I also used the Waterfront Shuttle, a group taxi service, and with three other people I paid $1.50 for the 12-minute ride to the entrance to the Table Mountain Cableway. Once I was on top of Table Mountain, 3,566 feet above sea level, I found gardens, hiking trails and great views of the city.
One of my most memorable events was a ferry trip to Robben Island, where then-rebel leader Mandela was locked up for 18 years after his 1964 conviction for treason. (Mandela also spent time in other prisons.) The island trips cost $16 and last for 3 1/2 hours. I boarded the boat early to get an outdoor seat. The weather was glorious, the view of Table Bay and the Cape Town skyline was stunning and the bar was open, but this was a high-minded crowd, about 60 of us. Half a dozen were leafing through Mandela's autobiography, "Long Walk to Freedom," and the Malay woman beside me said she was going to pray at the Muslim shrine on Robben Island after the formal tour was over.
After 25 minutes, we disembarked on Robben Island, a nature preserve today. Long before we got to the prison barracks, our two buses passed springboks, jackass penguins, ostriches and a red-beaked oystercatcher.
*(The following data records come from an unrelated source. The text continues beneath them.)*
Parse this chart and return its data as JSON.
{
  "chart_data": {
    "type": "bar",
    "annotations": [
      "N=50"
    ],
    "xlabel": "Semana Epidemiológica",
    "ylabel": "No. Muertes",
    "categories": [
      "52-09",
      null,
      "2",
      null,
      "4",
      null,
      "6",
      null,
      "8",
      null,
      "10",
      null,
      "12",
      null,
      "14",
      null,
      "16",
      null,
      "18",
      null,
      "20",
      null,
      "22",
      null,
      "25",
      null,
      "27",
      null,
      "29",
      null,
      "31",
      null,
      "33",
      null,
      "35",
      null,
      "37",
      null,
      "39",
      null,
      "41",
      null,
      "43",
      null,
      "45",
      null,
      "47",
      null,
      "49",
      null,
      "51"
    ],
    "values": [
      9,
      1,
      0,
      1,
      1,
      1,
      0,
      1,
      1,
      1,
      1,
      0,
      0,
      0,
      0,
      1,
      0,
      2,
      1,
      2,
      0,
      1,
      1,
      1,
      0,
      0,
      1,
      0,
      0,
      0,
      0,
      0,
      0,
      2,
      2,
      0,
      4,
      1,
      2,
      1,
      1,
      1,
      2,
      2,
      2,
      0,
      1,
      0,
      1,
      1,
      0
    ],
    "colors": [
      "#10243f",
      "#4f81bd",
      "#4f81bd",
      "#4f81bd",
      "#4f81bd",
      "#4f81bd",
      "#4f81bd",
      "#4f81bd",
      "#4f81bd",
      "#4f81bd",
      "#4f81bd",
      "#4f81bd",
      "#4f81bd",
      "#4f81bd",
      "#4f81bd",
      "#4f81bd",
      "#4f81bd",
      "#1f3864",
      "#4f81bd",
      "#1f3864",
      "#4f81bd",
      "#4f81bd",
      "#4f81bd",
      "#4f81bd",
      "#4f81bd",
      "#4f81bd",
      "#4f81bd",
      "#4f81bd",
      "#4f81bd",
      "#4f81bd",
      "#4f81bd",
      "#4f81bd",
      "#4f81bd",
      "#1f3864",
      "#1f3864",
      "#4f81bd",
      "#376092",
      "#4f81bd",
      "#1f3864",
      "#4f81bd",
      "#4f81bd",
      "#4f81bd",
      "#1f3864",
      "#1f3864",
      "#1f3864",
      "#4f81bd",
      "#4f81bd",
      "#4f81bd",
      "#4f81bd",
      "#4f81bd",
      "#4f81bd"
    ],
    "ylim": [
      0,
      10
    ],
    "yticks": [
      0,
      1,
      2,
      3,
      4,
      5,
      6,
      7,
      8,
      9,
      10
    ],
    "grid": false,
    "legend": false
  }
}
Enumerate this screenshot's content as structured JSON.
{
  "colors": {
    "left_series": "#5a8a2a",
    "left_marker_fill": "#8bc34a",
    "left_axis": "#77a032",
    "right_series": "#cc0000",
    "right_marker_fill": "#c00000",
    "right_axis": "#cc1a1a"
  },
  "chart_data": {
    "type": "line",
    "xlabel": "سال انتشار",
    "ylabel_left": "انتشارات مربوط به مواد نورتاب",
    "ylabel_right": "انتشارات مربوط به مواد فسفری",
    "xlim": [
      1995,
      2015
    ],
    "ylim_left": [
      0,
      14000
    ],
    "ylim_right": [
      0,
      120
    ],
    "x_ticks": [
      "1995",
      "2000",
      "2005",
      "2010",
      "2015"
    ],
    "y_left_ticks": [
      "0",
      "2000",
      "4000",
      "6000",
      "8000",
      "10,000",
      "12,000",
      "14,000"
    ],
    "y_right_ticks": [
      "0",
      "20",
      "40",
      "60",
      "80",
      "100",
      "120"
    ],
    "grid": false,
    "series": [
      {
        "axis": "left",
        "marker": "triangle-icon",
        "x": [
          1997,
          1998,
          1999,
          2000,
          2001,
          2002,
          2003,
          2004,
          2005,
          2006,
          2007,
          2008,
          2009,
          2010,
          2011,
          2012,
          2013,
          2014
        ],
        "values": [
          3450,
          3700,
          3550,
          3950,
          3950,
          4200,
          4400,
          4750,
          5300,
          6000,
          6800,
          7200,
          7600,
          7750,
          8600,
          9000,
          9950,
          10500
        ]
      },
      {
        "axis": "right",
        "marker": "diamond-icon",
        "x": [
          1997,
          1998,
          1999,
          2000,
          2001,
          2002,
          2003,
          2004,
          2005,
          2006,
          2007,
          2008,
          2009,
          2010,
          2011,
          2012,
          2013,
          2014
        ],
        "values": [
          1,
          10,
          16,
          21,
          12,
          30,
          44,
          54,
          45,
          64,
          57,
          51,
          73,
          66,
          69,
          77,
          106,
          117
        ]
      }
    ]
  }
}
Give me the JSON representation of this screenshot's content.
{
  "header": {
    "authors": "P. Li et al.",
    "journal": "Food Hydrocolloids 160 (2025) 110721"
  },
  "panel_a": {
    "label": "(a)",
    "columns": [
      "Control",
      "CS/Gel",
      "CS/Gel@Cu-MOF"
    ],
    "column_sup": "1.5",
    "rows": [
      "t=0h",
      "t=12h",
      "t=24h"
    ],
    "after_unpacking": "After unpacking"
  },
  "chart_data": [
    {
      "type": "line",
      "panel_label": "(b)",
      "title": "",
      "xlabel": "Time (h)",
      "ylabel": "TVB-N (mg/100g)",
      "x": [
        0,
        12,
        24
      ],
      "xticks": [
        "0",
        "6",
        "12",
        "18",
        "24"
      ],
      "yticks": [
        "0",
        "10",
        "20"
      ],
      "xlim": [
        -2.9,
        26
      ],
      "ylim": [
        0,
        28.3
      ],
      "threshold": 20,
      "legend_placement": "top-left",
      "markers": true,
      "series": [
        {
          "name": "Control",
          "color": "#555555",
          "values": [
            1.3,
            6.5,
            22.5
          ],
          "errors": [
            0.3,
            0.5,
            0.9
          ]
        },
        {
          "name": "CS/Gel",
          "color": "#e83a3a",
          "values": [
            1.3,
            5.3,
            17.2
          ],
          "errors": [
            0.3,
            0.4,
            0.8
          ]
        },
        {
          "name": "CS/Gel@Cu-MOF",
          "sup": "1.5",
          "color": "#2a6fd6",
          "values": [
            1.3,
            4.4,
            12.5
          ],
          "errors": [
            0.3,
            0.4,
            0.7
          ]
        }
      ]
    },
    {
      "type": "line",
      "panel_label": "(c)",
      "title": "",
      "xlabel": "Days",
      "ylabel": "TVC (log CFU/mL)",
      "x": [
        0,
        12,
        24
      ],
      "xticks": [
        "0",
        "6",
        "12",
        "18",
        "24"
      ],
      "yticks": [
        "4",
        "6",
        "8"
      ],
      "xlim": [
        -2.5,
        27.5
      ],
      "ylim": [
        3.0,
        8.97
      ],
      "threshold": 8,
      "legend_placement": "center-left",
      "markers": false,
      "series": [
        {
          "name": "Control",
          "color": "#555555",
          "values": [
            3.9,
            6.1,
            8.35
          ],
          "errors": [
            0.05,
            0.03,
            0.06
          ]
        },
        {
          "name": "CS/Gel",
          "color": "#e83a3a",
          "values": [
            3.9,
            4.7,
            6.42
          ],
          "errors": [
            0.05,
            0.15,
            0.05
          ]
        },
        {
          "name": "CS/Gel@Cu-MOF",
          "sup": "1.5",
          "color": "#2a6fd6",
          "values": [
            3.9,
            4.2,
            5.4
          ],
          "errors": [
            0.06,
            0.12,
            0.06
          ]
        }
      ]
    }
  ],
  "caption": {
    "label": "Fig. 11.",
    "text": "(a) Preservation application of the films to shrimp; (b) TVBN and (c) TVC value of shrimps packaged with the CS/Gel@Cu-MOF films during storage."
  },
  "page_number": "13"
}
A former prisoner named Eugene led us on a walk through the prison. The highlight of the tour was a visit to Cell No. 5, where Mandela spent his prison years and where he began to write his autobiography. "I could walk the length of my cell in three paces," he wrote. "When I lay down, I could find the wall with my feet, and my head grazed the concrete at the other side."